Low Back Pain Patients Respond to Thrust Manipulation Techniques
For some time now, physical therapists have been trying to find better ways to treat patients with low back pain. By better we mean more effective treatment with successful results. And successful refers to getting relief from pain that doesn't come back.
A group of well-known therapists started by developing a clinical prediction rule (CPR). The rule is used to predict which patients are most likely to have a good response to treatment. This group of therapists has developed a clinical prediction rule that has been tested and found to be valid and reliable for treating low back pain using one particular thrust manipulation technique.
Once that was settled, they turned their attention to whether the same clinical prediction rule could be used for other types of manual therapy. Manual therapy refers to a hands-on treatment given by physical therapists to reduce back pain and improve function.
Manual therapy techniques vary but include thrust and nonthrust manipulation of the spinal joints. The difference between thrust and nonthrust manipulation is the speed or velocity of the force directed through the joint.
The theory behind the use of joint manipulation is changing. For a long time, it was believed that the manipulation changed the alignment of the spine and spinal joints. Once the joint was balanced with everything lined up nicely, movement is restored and stiffness reduced. Therapists were very careful to apply just the right amount of force in just the right direction to achieve the desired results.
But scientists have shed some new light on how and why manipulation might work. And it may have more to do with the effects on mechanoreceptors and motor neuron excitability than on spinal alignment. Mechanoreceptors are tiny antenna in the joint that detect change in motion. Once the motor nerves have been charged up (excited) by injury or trauma, they don't calm down on their own. That's what motor neuron excitability refers to.
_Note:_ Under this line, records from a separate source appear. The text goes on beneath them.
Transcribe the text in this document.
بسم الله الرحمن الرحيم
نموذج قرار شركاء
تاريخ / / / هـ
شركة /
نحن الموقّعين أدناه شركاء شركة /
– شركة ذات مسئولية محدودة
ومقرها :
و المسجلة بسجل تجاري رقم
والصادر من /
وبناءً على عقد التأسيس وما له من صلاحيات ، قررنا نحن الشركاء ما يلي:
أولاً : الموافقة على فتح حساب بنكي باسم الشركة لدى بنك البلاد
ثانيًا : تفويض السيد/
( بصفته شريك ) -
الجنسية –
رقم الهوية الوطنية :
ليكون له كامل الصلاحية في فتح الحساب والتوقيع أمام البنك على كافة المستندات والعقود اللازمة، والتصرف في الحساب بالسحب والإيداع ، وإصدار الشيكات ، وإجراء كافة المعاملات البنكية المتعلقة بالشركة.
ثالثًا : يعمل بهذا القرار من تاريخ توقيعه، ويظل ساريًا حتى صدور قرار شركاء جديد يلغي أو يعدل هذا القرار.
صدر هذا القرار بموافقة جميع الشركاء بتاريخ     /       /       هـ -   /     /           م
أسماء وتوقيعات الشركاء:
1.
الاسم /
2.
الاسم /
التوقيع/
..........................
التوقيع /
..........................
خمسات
If manual therapy can alter mechanoreceptor responses, then maybe any technique used (thrust or nonthrust) will have the same positive effects. Or maybe there are subgroups of patients with low back pain who would respond to one technique better than another. To find out, these therapists treated 112 low back pain patients with one of three manual therapy techniques.
Each patient received two manual therapy treatment sessions with his or her assigned technique followed by three exercise sessions. Exercises prescribed were the same for everyone. All patients met the five criteria for a positive clinical prediction rule. That means they had a high probability of getting relief of back pain with a thrust manipulation manual therapy technique.
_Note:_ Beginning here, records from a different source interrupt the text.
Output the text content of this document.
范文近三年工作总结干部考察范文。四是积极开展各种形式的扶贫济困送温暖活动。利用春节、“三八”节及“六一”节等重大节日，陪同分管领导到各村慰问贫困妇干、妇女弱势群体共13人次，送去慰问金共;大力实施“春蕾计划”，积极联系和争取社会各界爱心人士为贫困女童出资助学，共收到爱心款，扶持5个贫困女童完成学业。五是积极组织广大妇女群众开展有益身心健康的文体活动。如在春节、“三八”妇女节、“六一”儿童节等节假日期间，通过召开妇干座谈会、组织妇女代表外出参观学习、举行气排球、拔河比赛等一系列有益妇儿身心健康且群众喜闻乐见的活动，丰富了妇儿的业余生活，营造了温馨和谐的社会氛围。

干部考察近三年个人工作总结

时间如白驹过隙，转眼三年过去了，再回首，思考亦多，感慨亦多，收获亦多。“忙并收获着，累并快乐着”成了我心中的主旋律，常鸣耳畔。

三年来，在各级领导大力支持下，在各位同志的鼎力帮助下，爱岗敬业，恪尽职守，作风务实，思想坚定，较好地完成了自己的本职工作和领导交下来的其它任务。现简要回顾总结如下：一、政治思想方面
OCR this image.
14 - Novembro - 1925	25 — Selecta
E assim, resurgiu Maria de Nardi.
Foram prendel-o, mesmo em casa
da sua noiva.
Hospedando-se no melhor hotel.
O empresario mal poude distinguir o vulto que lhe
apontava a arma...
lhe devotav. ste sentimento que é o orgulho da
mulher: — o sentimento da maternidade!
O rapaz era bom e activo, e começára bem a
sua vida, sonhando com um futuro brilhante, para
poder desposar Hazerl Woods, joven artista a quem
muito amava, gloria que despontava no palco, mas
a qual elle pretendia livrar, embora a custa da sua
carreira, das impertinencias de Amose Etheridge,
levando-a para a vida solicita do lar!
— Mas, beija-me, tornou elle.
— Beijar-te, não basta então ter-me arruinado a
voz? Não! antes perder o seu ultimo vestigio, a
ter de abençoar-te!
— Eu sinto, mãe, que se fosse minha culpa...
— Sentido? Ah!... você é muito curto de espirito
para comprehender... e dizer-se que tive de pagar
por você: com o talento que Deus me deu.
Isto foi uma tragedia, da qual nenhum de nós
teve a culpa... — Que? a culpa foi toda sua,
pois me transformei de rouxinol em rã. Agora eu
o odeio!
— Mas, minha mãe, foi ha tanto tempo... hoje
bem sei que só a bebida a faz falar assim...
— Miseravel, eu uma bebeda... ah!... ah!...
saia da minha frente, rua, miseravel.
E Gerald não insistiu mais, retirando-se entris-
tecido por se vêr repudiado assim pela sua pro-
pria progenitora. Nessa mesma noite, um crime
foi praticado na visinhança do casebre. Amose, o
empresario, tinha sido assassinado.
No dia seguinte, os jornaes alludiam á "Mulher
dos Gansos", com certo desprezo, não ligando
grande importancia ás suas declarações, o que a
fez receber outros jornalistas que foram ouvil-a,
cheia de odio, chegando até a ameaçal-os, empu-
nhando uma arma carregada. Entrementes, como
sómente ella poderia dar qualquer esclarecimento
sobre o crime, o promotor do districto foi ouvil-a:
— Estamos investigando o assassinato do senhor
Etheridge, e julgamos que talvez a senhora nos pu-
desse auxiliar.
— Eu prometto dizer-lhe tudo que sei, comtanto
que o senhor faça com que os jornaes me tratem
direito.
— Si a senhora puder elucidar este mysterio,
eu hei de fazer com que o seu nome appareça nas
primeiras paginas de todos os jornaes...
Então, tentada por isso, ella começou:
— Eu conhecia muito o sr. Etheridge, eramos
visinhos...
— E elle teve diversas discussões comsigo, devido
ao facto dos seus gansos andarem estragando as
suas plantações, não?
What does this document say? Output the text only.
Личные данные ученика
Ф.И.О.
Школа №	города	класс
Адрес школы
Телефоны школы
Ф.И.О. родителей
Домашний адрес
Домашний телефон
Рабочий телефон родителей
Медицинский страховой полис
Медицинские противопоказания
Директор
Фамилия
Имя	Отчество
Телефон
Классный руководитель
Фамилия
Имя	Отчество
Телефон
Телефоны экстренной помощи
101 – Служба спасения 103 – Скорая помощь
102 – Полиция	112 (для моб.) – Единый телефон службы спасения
In addition to having low back pain with or without leg pain (sciatica) painful symptoms had to be present for less than 16 days to meet the clinical prediction rule (CPR). Other criteria in the CPR included: the pain did not go down past the knee, at least one spinal segment was hypomobile (stuck or lacking full motion), and at least one hip had 35-degrees (or more) of internal (inward) rotation range of motion.
A specific test for fear-avoidance behaviors was also administered. Patients with high scores on this test are fearful of movement and tend to avoid doing anything they think might cause pain. Patients with low scores on the test were more likely to benefit from manual therapy. When a patient met four of these five criteria for the clinical prediction rule, then they could be (randomly) assigned to the 1) the supine thrust manipulation group, 2) sidelying thrust manipulation group, or 3) nonthrust manipulation technique group.
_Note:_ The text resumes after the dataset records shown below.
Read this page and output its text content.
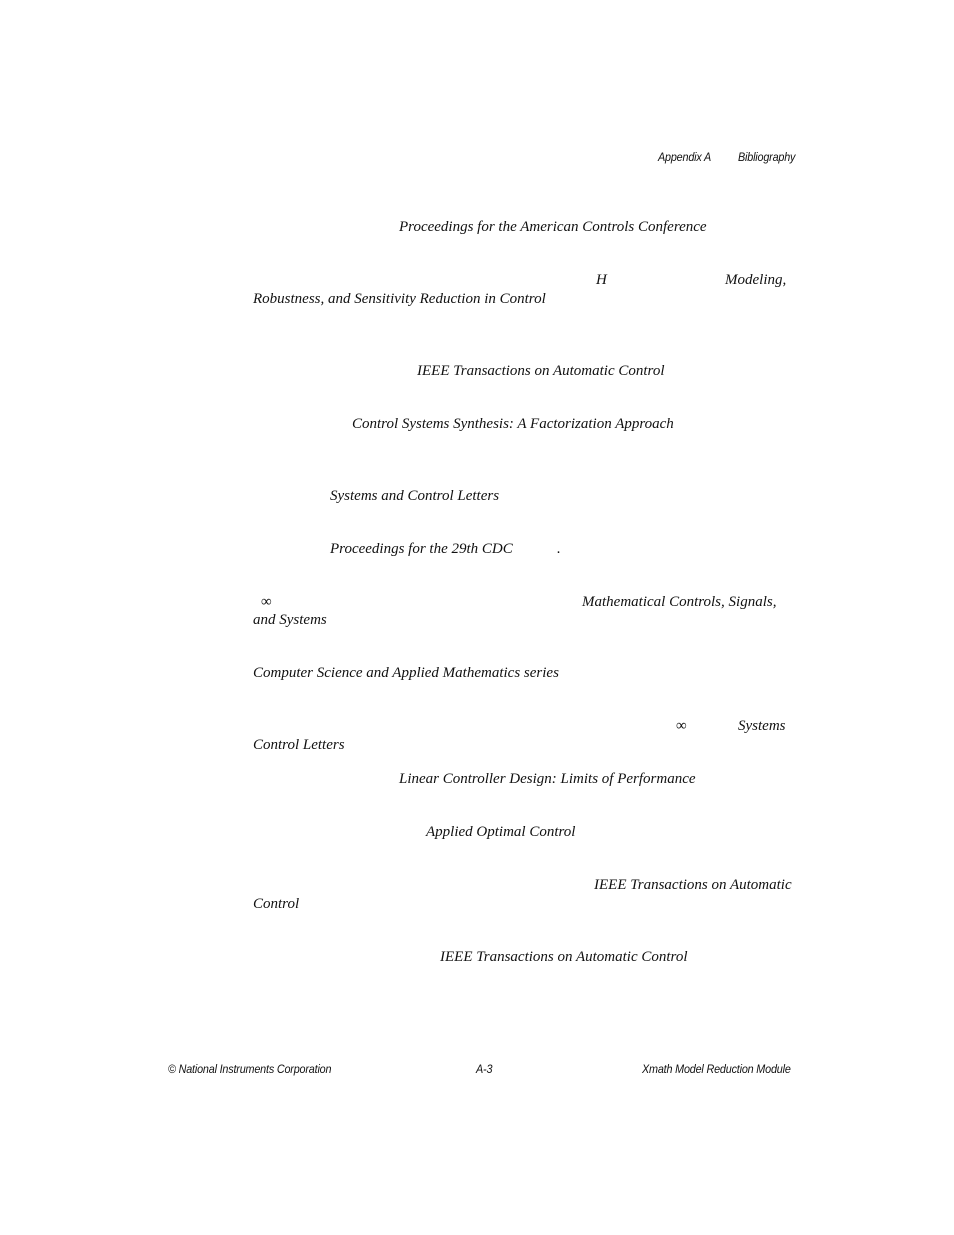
Appendix A Bibliography
Proceedings for the American Controls Conference
H	Modeling,
Robustness, and Sensitivity Reduction in Control
IEEE Transactions on Automatic Control
Control Systems Synthesis: A Factorization Approach
Systems and Control Letters
Proceedings for the 29th CDC	.
∞	Mathematical Controls, Signals,
and Systems
Computer Science and Applied Mathematics series
∞	Systems
Control Letters
Linear Controller Design: Limits of Performance
Applied Optimal Control
IEEE Transactions on Automatic
Control
IEEE Transactions on Automatic Control
© National Instruments Corporation	A-3	Xmath Model Reduction Module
The authors described each technique and provided photos of a therapist performing each one. The supine thrust manipulation was the treatment used when they first developed and tested the clinical prediction rule. The other two treatment techniques were added in this study for comparison. Spinal motion and strengthening the core (trunk) muscles formed the basic exercise program. These exercises were also used during the original studies to develop the prediction rule.
After completing the treatment and exercise program, patients were rechecked at one week, four weeks, and after six months. Patients were asked about any side effects from the treatment such as muscle spasm, fatigue, stiffness, or pain/discomfort. One in four patients experienced at least one side effect but this was not linked with the type of manual therapy treatment they received. Most of the time, when a problem occurred, it was worsening pain with increased stiffness within the first few hours of treatment. These symptoms went away gradually over the next 48 hours.
As far as which treatment(s) were most effective, they found that the two thrust manipulations performed in different positions (on the back, on the side) were equally beneficial. Patients in the non-thrust group had significantly less benefit in the first month of follow-up. By the end of six months, there was no difference in pain or function from one group to the other. The results of all test scores favored early treatment with thrust manipulation and supported the clinical prediction rule using the alternate thrust technique (sidelying) as well.
Patients from different geographical areas were included in this study in an attempt to see if the manual therapy treatments would meet the clinical prediction rule somewhere besides where the main researchers were working. In other words, can the clinical prediction rule be used in other settings besides the one it was developed in? Early results suggest yes, the clinical prediction rule can be generalized to other settings but more research is needed to confirm this finding.
Joshua A. Cleland, PT, PhD, et al. Comparison of the Effectiveness of Three Manual Physical Therapy Techniques in a Subgroup of Patients with Low Back Pain Who Satisfy a Clinical Prediction Rule. In Spine. December 1, 2009. Vol. 14. No. 25. Pp. 2720-2729.